Kenapa mereka mengganggu ketentramanku? (MENGELUH) Ya, sekarang sudah tenang,
saya harus masuk biara. (MERENUNG) Ya, biara.
BILAL
MASUK DIIRINGI DARMO
BILAL : (KEPADA DARMO)
Orang
goblog! Engkau terlalu banyak omong! Engkau keledai! (MELIHAT NYONYA MARTOPO,
SOPAN)
Nyonya,
saya merasa terhormat untuk memperkenalkan diri saya. Mayor Lasykar Rakyat di
jaman revolusi, sekarang mengundurkan diri dan menjadi pengusaha perkebunan, adapun
nama saya: Baitul Bilal. Saya terpaksa menggangu nyonya untuk suatu urusan yang
luar biasa mendesak.
NYONYA : (RINGKAS) Tuan mau apa?
BILAL : Almarhum suami nyonya, denga siapa saya merasa
beruntung bisa bersahabat, meninggalkan kepada saya dua buah bon yang jumlahnya
duabelas ribu rupiah. Berhubung saya harus membayar bunga untuk sebuah hutang
di Bank Rakyat besok pagi, maka saya akan memohon kepada nyonya, hendaknya
nyonya suka membayar hutang tersebut, hari ini.
NYONYA : Dua belas ribu, suami saya ngebon apa saja pada tuan?
BILAL : O, macam-macam, beras, kacang, kedelai, minyak
dan oh, ya –dan juga rumput untuk kuda-kudanya.
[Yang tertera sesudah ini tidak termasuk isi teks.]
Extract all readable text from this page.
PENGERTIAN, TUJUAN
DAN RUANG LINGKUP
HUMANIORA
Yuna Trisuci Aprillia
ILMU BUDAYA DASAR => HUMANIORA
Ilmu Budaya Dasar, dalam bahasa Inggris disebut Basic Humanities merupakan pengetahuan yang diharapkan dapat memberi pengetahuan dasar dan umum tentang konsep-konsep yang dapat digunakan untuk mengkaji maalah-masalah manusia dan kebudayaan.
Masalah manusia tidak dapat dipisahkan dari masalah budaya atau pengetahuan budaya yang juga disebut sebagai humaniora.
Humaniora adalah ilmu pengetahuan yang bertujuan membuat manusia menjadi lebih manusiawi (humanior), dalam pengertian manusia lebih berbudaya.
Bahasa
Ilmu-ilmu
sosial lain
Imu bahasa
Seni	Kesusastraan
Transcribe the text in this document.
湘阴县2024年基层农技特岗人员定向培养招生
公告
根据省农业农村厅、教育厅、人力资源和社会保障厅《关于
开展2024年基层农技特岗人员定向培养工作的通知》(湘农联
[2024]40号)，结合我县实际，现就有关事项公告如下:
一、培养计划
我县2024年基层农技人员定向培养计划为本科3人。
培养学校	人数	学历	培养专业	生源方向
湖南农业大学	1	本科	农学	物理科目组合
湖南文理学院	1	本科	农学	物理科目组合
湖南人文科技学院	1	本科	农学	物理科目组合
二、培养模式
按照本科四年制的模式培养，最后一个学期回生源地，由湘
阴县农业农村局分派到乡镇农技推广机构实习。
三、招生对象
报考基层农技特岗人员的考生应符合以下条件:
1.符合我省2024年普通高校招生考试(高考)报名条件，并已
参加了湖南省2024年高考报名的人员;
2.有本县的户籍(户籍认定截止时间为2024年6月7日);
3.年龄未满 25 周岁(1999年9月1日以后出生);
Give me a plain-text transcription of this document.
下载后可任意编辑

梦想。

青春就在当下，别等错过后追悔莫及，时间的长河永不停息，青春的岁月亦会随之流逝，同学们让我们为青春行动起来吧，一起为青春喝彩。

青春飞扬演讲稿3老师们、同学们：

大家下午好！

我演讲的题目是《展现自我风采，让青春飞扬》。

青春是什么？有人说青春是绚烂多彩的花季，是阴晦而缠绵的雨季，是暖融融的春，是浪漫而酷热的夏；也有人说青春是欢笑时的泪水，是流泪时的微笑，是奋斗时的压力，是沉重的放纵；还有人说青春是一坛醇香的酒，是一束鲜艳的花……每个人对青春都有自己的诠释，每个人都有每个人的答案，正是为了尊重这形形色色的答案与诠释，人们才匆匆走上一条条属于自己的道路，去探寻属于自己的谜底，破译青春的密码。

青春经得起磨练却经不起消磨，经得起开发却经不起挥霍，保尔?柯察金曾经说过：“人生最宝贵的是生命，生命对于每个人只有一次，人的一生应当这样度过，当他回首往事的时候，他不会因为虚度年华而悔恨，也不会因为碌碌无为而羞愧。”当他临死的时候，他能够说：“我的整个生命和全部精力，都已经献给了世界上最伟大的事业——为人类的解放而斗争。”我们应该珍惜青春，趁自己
NYONYA : (DENGAN MENGELUH, KEPADA DARMO) Oh, rumput, Pak Darmo jangan lupa
bahwa si Tobby harus diberi rumput duakali lipat hari ini.
DARMO
KELUAR
Nyonya : (KEPADA BILAL) Bila mas Martopo berhutang kepada tuan, tentu saya
akan membayarnya, tapi sayang hari ini uangnya tidak ada pada saya. Besok pagi
bendahara saya akan kembali dari kota, dan saya akan memintanya untuk membayar
apa yang sepantasnya harus tuan terima, tapi, pada saat ini saya tidak bisa
memenuhi permintaan tuan. Lebih daripada itu, baru tepat tujuh bulannya suami
saya meninggal dunia dan saya tidak bernafsu untuk membicarakan masalah uang.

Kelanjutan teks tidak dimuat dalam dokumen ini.